The idea of digital disruption is a simple one: An existing piece of commerce is almost completely replaced by a new idea, which revolutionises the way we think about it. Netflix, for example was a digital disruptor for the DVD industry; Facebook is an example of digital disruption in the communications industry.

Travel is, of course, not immune to these ideas, and below we will count down eight ways the industry has changed – or is changing – due to digital disruption.

Hotels

One of the most obvious examples, Airbnb, the world’s largest hotel company. It sums up digital disruption nicely, because the company owns no hotels. It is reported to list almost 800,000 properties on its site. It’s staggering how quickly it changed the hotel industry, but it’s not quite certain if such dominance will be a goof thing.

Maps

We sometimes like to feel that digital disruption only takes down other big competitors, but it sometimes can hit the small guys too. Ask yourself this question: Are you likely to buy a map from street seller or small souvenir store now that you are likely to have Google Maps on your phone?

Dining

Before, if you were in a strange city, you would be at the mercy of lady luck when it comes to picking a restaurant. Now, we have things like TripAdvisor and OpenTable to guide us along. It should be recognised that these guides are not perfect, and they are open to manipulation at times.

Transport

As with the use of smartphone maps, the likes of Uber and Lyft operating in cities across the globe means that travellers no long have the feeling of being stranded. Transport is now usually only a click away. Again, this has raised the ire of traditional taxi drivers in many cities across the globe.

No Surprises

Remember that feeling of elation – or disappointment – when you open the door to the hotel room for the first time?
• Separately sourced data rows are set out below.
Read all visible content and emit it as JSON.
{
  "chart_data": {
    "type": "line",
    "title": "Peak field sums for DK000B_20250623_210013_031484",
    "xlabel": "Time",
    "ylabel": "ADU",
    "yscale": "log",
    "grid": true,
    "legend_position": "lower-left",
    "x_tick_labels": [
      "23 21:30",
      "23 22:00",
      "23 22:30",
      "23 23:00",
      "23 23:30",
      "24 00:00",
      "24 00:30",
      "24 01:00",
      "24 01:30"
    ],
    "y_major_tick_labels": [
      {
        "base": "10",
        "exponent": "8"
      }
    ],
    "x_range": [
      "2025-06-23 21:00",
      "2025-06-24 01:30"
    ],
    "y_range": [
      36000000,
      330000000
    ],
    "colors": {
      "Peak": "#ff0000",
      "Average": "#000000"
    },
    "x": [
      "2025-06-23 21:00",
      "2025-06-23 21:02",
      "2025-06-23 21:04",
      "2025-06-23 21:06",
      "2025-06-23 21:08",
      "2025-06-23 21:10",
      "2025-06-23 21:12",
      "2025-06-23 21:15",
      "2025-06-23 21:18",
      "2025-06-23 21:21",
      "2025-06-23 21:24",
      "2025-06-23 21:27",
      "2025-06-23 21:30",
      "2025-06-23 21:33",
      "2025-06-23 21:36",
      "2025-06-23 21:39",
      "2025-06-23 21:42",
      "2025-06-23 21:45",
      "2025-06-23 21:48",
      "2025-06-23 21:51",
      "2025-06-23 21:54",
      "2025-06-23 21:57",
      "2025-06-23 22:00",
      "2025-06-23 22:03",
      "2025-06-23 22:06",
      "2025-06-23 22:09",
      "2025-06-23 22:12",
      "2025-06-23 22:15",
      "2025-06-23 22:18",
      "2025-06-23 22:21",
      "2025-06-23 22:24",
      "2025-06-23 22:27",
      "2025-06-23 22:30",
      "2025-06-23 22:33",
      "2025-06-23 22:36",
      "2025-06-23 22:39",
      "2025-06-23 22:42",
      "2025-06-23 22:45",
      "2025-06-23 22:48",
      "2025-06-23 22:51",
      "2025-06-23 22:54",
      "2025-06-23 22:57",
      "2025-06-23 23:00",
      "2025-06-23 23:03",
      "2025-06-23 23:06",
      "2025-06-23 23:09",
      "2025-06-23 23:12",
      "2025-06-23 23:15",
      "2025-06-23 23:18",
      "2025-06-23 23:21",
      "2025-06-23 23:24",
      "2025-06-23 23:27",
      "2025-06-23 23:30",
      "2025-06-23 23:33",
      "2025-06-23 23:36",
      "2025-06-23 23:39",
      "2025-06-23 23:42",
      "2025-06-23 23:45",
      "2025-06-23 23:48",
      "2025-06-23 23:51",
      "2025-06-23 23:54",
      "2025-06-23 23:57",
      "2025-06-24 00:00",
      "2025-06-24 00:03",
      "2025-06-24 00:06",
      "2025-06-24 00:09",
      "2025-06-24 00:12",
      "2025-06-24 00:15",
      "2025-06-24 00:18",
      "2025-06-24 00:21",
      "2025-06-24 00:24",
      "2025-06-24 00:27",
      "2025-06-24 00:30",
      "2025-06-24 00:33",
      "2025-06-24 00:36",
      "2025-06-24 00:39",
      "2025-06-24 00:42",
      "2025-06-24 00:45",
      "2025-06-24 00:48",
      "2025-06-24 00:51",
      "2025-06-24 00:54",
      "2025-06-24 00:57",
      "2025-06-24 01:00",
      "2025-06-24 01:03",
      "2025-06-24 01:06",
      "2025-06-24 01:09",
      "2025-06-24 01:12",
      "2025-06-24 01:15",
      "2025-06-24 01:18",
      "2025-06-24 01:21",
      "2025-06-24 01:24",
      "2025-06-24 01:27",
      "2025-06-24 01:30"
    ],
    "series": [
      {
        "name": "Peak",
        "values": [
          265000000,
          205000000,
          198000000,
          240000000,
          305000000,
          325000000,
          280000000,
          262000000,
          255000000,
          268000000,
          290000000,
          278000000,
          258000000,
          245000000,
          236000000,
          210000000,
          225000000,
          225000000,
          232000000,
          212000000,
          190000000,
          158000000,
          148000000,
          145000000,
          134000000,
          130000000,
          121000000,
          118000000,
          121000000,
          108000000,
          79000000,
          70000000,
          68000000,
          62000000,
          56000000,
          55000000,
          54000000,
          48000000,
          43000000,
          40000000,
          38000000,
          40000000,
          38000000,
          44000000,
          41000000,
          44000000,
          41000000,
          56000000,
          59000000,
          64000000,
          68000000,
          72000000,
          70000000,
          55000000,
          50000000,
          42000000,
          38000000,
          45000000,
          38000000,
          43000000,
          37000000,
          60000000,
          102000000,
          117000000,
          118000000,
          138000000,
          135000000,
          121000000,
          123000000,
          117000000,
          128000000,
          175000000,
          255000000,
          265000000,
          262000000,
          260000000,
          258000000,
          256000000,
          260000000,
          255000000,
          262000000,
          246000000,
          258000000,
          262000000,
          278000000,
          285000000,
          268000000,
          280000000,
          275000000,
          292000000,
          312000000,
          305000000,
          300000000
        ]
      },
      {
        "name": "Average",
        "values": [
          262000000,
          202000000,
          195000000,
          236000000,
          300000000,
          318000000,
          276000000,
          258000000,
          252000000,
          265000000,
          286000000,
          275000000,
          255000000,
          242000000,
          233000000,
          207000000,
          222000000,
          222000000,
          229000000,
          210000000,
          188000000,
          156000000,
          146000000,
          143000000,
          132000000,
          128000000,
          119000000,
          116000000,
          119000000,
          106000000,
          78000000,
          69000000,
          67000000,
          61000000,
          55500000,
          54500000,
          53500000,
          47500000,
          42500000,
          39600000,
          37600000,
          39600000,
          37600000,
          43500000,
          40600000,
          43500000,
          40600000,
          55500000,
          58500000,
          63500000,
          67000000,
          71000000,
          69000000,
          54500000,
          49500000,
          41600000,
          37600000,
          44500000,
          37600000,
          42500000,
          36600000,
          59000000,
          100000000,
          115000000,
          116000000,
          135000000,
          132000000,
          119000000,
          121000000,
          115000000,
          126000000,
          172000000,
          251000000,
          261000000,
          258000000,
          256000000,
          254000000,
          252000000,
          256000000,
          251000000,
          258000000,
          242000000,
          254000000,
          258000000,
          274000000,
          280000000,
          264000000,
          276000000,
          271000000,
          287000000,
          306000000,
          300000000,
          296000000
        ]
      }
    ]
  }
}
Is it too small? Luxurious? That’s changing with big companies like Virgin Holidays using VR to allow people to experience rooms before they book them.

Experience History

Could you imagine one day visiting Pretoria and seeing, really seeing, Nelson Mandela’s inauguration speech? The key word is ‘mixed reality’ or MR, using holograms to provide context in real historical locations. It’s not quite perfected as a technology yet, but it won’t be long before it’s joining VR as a popular medium of experiencing the real world through virtual means.

Casino resorts and Arcades

Online casinos are attempting to disrupt the big resorts, with even the social element being challenged with online live dealer tables. You can see it with the different types of roulette tables at casino.com/roulette/, where the boundaries are blurring between virtual and real life gaming. Our entertainment is increasingly being let on phones and tablets, and this crosses over to gaming arcades and funfairs too. Sure, one can say it’s difficult to match physical experiences, but, as with MR above, the lines are blurring. Getting children active is important, but we must also accept that entertainment is increasingly digital.

Local Knowledge

Take a country like Egypt, where a massive amount of the economy depends on tourism. That filters down to the microlevel too, with knowledge taxi drivers and unofficial tour guides creating a sub-economy for themselves. The need for local knowledge is changing though, with electronic tour guides placed in our pockets.

Personalisation

Companies like Travelport believe that the key to future vacations will be linked to A.I bringing you personalised, relevant experiences. It’s almost like you will be able to shape the vacation destination around you, rather than the other way around. Again, one could argue that some of the mystery is taken out of it by having a vacation with everything preordained.